Kültür ve sanat şehri
Ortasından Porsuk Çayı geçen şehir, içerisinde Osmangazi Üniversitesi ve Anadolu Üniversitesi’nin bulunması nedeniyle bir öğrenci kenti görünümünde. Sanat kurumları ve tesisleri ile kültür ve sanatta gelişmiş bir şehir olan Eskişehir’de Anadolu Üniversitesi ve Eskişehir Büyükşehir Belediyesi bünyesinde iki adet senfoni orkestrası bulunuyor. Vali Tuna, Eskişehir’in 2013 yılında aldığı Türk Dünyası Kültür Başkenti ve UNESCO Somut Olmayan Kültürel Miras Başkentliği unvanlarını taşıdığını paylaşıyor.
Sanayinin sorunlarına çözmeye yönelik adımlar: Vali Tuna, ilde sanayinin sorunlarının çözümüne yönelik çalışmalarına da değiniyor: “Eskişehir-Gemlik tren yolu hattının acilen yapılması. Eskişehir OSB Demiryolu hattının en kısa sürede tesis edilmesi. Eskişehir-İstanbul arasında Havayolu Ulaşımının tekrar kurulması. Eskişehir Çevre Yolları Projelerinin hayata geçirilmesi.

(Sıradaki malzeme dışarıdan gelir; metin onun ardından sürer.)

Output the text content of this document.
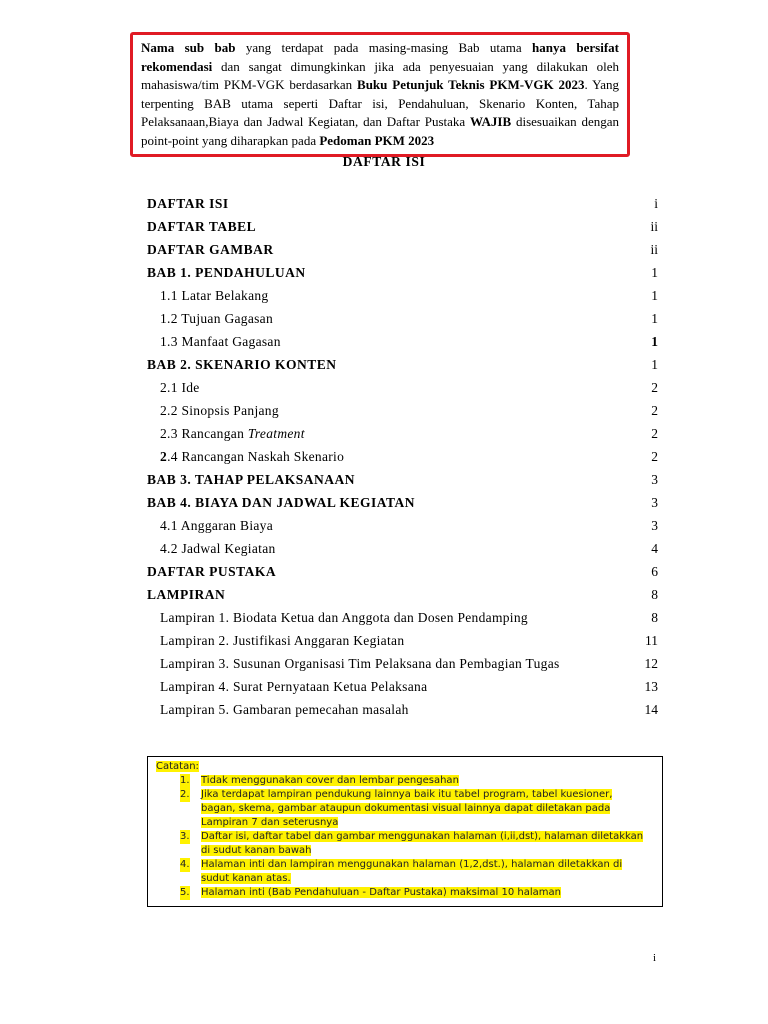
Nama sub bab yang terdapat pada masing-masing Bab utama hanya bersifat rekomendasi dan sangat dimungkinkan jika ada penyesuaian yang dilakukan oleh mahasiswa/tim PKM-VGK berdasarkan Buku Petunjuk Teknis PKM-VGK 2023. Yang terpenting BAB utama seperti Daftar isi, Pendahuluan, Skenario Konten, Tahap Pelaksanaan,Biaya dan Jadwal Kegiatan, dan Daftar Pustaka WAJIB disesuaikan dengan point-point yang diharapkan pada Pedoman PKM 2023
DAFTAR ISI
DAFTAR ISI	i
DAFTAR TABEL	ii
DAFTAR GAMBAR	ii
BAB 1. PENDAHULUAN	1
1.1 Latar Belakang	1
1.2 Tujuan Gagasan	1
1.3 Manfaat Gagasan	1
BAB 2. SKENARIO KONTEN	1
2.1 Ide	2
2.2 Sinopsis Panjang	2
2.3 Rancangan Treatment	2
2.4 Rancangan Naskah Skenario	2
BAB 3. TAHAP PELAKSANAAN	3
BAB 4. BIAYA DAN JADWAL KEGIATAN	3
4.1 Anggaran Biaya	3
4.2 Jadwal Kegiatan	4
DAFTAR PUSTAKA	6
LAMPIRAN	8
Lampiran 1. Biodata Ketua dan Anggota dan Dosen Pendamping	8
Lampiran 2. Justifikasi Anggaran Kegiatan	11
Lampiran 3. Susunan Organisasi Tim Pelaksana dan Pembagian Tugas	12
Lampiran 4. Surat Pernyataan Ketua Pelaksana	13
Lampiran 5. Gambaran pemecahan masalah	14
Catatan:
1. Tidak menggunakan cover dan lembar pengesahan
2. Jika terdapat lampiran pendukung lainnya baik itu tabel program, tabel kuesioner,
bagan, skema, gambar ataupun dokumentasi visual lainnya dapat diletakan pada
Lampiran 7 dan seterusnya
3. Daftar isi, daftar tabel dan gambar menggunakan halaman (i,ii,dst), halaman diletakkan
di sudut kanan bawah
4. Halaman inti dan lampiran menggunakan halaman (1,2,dst.), halaman diletakkan di
sudut kanan atas.
5. Halaman inti (Bab Pendahuluan - Daftar Pustaka) maksimal 10 halaman
i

Raylı Sistemler Test Merkezi’nin kurulması. İhtisas OSB’lerin kurulması. Havacılık ve Savunma Sanayi Endüstri Bölgesi’ne gereken yasal izinlerin verilmesi. Şehir içinde kalan küçük ve orta ölçekli işletmelerle sanayi sitelerinin faaliyet kollarına göre mevcut sanayi sitelerine transferlerinin cazip hale getirilmesi gerekmektedir. Kamu-üniversite sanayi işbirliği yetersizdir, geliştirmeye çalışıyoruz, Ar-Ge merkezi olan firmalarımız da azdır.”